At her graduation, chosen to speak by her classmates, she lauded campus protests as "an attempt (by students) to find an identity" that would be consistent with the "original ideas" of America while freeing students from "the prevailing acquisitive and competitive corporate life." Later, in law school at Yale, she began to research the legal rights of children. She was an idealistic and dedicated--some friends say humorless--social activist, journeying to Texas to help register Latino voters, working for George McGovern's presidential campaign, and beginning an affiliation with the Children's Defense Fund that continued until this past January.

Not that she ever strayed far from the mainstream.
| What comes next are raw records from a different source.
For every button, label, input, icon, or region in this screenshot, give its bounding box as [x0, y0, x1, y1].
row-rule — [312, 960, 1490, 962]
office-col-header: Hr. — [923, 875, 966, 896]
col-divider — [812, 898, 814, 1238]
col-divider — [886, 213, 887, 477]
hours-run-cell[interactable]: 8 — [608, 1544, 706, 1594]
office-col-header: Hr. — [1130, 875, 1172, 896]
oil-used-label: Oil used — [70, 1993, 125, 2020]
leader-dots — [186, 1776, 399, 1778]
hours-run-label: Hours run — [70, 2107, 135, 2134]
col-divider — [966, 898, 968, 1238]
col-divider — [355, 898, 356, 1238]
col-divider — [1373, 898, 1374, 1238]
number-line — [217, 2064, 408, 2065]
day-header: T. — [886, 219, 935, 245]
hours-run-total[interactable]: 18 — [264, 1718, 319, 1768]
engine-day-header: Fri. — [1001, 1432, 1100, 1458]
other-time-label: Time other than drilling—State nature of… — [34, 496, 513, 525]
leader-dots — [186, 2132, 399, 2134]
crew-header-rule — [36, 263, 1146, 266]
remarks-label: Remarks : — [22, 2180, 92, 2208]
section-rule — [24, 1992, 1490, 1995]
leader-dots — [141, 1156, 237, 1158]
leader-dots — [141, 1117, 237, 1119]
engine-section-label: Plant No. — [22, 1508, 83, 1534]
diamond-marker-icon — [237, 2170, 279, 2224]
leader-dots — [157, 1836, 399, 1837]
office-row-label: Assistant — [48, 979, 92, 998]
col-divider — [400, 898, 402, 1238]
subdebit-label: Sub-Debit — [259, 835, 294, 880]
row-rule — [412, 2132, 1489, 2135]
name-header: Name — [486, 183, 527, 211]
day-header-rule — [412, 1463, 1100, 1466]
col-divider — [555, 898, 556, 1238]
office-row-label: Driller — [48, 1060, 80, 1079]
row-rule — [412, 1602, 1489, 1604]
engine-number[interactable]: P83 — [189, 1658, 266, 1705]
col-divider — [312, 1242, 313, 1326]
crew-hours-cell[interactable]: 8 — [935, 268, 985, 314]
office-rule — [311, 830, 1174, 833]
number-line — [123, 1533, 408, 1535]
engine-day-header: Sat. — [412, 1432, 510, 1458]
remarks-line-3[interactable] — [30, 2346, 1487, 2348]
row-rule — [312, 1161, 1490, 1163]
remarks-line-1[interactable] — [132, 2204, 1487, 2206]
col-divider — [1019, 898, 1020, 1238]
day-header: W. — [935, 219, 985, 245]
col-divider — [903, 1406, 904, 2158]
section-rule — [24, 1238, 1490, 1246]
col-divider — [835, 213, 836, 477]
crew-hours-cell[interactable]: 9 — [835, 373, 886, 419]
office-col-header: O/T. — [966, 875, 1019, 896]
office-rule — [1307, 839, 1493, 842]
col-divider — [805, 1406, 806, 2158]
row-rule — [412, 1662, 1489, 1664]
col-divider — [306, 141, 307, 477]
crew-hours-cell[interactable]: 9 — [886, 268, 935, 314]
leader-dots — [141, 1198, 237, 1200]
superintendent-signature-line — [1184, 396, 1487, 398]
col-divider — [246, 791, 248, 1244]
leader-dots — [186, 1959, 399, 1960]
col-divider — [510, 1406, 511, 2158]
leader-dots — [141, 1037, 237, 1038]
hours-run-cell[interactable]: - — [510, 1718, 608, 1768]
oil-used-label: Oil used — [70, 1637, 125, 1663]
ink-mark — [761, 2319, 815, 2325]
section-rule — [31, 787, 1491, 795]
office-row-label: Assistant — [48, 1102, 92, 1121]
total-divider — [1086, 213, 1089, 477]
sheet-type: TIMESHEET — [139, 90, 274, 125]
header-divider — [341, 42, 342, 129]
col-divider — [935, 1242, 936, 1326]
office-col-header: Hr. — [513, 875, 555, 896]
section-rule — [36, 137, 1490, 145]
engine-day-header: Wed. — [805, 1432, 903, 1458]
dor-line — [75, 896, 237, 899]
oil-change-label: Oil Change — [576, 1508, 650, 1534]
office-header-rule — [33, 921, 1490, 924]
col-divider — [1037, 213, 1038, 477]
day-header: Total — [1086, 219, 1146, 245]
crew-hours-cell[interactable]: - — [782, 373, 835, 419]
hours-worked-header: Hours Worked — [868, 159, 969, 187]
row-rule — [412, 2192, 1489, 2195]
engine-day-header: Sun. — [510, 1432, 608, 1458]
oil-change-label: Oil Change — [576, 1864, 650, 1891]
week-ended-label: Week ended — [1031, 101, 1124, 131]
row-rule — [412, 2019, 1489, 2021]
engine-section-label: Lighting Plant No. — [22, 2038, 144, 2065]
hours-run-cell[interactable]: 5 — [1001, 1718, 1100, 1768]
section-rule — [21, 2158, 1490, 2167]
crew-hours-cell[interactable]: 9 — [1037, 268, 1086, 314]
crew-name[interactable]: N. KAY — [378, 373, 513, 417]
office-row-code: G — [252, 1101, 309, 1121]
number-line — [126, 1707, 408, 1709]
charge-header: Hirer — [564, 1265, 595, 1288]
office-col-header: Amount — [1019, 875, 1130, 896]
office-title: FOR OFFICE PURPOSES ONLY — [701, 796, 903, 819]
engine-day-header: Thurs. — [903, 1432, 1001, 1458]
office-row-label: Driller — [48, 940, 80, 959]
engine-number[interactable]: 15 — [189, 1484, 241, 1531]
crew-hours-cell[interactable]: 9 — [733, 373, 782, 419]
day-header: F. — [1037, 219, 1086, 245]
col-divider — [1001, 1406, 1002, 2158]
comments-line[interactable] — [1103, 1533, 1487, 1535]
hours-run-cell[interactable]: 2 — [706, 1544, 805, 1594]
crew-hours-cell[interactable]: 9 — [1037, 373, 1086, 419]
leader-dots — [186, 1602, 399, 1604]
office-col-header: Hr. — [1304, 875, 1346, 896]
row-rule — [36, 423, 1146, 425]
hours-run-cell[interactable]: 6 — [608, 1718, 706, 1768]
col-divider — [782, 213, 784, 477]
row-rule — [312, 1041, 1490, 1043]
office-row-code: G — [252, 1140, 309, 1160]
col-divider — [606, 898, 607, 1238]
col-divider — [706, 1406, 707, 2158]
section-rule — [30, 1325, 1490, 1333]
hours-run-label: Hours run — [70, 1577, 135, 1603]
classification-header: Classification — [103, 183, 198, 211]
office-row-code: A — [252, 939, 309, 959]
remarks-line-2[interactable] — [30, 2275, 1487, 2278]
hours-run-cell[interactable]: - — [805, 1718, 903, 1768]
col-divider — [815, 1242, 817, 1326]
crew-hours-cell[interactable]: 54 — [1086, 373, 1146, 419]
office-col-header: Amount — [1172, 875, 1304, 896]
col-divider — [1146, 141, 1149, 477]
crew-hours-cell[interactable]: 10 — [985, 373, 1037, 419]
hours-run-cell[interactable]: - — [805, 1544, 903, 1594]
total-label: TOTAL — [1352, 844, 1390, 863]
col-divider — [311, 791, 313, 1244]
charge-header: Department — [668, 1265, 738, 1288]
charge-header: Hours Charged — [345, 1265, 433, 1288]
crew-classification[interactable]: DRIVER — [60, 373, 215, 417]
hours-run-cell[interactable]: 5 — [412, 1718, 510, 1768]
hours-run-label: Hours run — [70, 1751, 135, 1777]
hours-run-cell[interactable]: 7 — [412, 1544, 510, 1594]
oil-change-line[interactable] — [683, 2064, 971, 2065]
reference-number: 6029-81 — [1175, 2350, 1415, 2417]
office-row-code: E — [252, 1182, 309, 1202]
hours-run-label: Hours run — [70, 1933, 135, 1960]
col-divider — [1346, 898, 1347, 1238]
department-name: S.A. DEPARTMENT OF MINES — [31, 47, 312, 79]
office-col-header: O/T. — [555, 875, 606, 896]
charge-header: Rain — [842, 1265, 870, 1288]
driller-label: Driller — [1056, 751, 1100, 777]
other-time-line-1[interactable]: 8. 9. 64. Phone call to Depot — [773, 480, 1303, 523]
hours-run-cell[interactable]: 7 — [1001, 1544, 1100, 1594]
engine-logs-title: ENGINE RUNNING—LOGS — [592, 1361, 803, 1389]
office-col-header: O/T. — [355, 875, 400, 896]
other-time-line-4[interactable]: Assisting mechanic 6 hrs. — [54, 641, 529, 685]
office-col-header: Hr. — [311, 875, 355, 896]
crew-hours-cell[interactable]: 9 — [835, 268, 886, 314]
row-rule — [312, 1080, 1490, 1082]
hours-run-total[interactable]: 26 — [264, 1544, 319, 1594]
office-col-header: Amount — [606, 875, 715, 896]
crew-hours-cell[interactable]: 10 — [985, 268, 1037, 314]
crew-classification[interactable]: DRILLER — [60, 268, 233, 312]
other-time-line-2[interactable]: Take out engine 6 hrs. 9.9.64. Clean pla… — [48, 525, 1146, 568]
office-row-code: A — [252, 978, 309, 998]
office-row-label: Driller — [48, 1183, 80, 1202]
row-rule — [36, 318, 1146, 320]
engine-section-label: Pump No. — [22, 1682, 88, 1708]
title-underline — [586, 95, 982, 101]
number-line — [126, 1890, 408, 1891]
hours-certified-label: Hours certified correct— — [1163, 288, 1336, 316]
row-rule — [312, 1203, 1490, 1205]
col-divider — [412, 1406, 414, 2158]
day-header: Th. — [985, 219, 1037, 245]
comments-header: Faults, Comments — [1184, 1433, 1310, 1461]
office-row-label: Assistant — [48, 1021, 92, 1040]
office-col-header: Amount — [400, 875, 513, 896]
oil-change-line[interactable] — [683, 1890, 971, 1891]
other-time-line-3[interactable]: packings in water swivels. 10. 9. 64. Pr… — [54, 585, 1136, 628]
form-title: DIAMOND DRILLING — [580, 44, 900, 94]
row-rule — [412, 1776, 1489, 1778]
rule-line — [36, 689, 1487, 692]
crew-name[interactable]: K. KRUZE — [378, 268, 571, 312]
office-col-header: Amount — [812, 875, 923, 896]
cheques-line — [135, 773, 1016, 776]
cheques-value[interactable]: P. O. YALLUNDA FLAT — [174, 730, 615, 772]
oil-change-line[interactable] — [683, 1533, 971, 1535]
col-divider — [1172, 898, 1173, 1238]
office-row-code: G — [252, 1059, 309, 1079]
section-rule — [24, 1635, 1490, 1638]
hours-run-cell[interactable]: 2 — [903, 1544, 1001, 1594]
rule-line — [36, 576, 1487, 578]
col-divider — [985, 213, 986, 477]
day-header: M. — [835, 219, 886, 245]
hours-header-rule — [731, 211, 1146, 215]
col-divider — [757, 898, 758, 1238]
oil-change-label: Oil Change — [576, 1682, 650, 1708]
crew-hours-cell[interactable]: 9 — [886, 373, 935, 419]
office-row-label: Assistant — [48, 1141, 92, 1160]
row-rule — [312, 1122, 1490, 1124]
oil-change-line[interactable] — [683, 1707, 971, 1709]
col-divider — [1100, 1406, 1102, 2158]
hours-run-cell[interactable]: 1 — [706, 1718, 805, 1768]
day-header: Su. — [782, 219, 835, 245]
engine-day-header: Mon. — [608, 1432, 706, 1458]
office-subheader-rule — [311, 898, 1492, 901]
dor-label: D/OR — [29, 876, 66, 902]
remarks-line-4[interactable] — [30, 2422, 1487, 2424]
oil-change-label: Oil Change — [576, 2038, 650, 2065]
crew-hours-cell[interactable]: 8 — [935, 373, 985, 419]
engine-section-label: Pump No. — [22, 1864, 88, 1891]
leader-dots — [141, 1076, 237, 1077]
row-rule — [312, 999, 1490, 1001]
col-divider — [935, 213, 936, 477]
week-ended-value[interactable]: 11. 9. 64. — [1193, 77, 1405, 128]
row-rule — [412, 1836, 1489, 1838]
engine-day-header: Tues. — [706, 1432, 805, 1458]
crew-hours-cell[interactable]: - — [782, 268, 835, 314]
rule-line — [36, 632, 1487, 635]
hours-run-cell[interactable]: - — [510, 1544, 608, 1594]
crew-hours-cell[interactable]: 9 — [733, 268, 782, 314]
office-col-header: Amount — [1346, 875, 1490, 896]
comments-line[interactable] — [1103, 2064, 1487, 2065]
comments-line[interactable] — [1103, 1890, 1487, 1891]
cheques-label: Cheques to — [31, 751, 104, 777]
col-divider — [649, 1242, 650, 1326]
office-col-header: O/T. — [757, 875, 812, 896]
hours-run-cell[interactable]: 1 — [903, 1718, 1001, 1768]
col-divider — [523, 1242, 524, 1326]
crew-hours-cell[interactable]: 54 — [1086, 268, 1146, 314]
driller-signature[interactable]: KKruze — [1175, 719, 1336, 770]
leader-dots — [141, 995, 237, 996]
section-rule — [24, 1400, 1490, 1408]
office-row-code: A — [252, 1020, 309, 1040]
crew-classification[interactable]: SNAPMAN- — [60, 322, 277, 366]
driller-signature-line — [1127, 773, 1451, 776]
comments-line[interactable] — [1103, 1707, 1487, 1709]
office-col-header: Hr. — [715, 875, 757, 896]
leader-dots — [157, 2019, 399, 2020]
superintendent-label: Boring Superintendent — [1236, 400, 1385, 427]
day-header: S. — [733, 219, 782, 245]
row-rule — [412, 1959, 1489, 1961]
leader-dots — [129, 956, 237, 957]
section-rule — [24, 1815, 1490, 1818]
While in college, for example, she worked for Eugene McCarthy's anti-war presidential bid and also for the candidacy of moderate Republican Nelson A. Rockefeller. "The most radical thing I did in the '60s was to become a Democrat," she has joked to friends. Looking back, Clinton still lays claim to her activist credentials, but she says she has mellowed. "I think I have understood much more about my own limits and the limits of human endeavor," she says. "I'm more patient. But I work hard not to become so patient that it slips into complacency in the face of injustice or unfairness. I think my commitment to that is as strong as it's ever been, but my understanding of the difficulties that confront the human experience are probably much deeper then they (were) when I was younger."

Now Clinton talks about the need for a complex, rather than a purely ideological view of the issues. And it is that complexity that allows her to call herself conservative.

During the 1970s and 1980s, for instance, liberal thought often de-emphasized the importance of families and absolved individuals of responsibility for their actions under the banner of "not blaming the victim." That position removed most liberals from the debate about the way broken families and a distorted culture can foster, say, urban violence. Clinton rejects that approach.